The body. A living, breathing, working entity that pumps blood, distributes energy and moves us through the world. And in that way, the body is like a machine — using physiological systems and processes to make each internal function work properly. We call this homeostasis, i.e., the steady internal, physical and chemical conditions maintained by living systems. A lot of things can throw homeostasis on or off balance, but the biggest factor is the food we consume. Companies like Ideal Protein devise supervised, metabolic-based programs that restore the balance of homeostasis through the power of food. So, how do you fix an imbalance caused by food . . . with food?

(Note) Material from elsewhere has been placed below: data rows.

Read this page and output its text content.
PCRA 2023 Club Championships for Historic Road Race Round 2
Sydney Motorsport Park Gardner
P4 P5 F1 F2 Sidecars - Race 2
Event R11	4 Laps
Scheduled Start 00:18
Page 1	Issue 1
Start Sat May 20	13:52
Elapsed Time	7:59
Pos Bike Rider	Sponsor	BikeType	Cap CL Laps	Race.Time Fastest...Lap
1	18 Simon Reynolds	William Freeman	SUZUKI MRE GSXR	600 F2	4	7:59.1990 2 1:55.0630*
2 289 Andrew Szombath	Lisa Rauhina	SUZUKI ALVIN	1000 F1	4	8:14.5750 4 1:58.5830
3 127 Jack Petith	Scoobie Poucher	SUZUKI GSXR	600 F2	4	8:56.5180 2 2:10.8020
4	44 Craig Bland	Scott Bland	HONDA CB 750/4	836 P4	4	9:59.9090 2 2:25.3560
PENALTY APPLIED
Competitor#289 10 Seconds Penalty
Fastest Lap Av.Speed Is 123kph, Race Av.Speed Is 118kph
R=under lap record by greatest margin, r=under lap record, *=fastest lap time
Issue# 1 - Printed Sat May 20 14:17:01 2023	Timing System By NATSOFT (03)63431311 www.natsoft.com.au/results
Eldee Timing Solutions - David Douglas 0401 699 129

As we eat, our body receives, digests and absorbs the macromolecules from food. These macromolecules in food — carbohydrates, lipids, proteins — are converted into energy for our bodies to use for growth, repair or to move. Each is absorbed at different rates while traveling through the digestive system.
While food is a necessary part of living, vital to maintaining homeostasis and all of the body’s internal functions, it’s the quality and the quantity of our diet that balances homeostasis. The excess sugar, fat and sodium in the typical North American diet can throw off the body’s homeostasis and possibly cause health issues for our organs, brains and heart.
The excess sugar found in the typical diet may cause blood sugar levels to rise toward potentially unsafe levels in individual bodies. Fortunately, our body is equipped to regulate this situation and return blood sugar back to safe levels with the help of two powerful hormones: insulin and glucagon.
Insulin is secreted from the beta cells of our pancreas into our bloodstream in response to a rise in blood sugar after eating. Insulin then delivers that excess sugar from the bloodstream and into our cells where it can be used for energy or to be stored. Glucagon is secreted from the alpha cells of the pancreas to ensure there is enough glucose available in the bloodstream by pulling energy out of cells.
Insulin and glucagon roles are important parts of homeostasis. However when overworked by a diet high in processed food, this working relationship can fall out of balance. Insulin loses its efficiency in clearing sugar from the bloodstream into awaiting cells. This can trigger hunger, cravings, fatigue, irritability, potential weight gain and can possibly lead to diabetes, heart disease and high blood pressure. The body does operate like a machine, but it needs the right fuel to do it.
While each body is different, has different backgrounds, lifestyles and options that impact their ability to balance homeostasis, consuming a diet with adequate amounts of lean protein, like chicken, eggs and fish, and low in sugar and higher in complex carbohydrates, including kale and mushrooms can help keep weight balanced for the individual and health risks at bay. Ideal Protein’s three-phase protocol is designed to rebalance, stabilize and maintain energy homeostasis using low-glycemic and high quality food choices.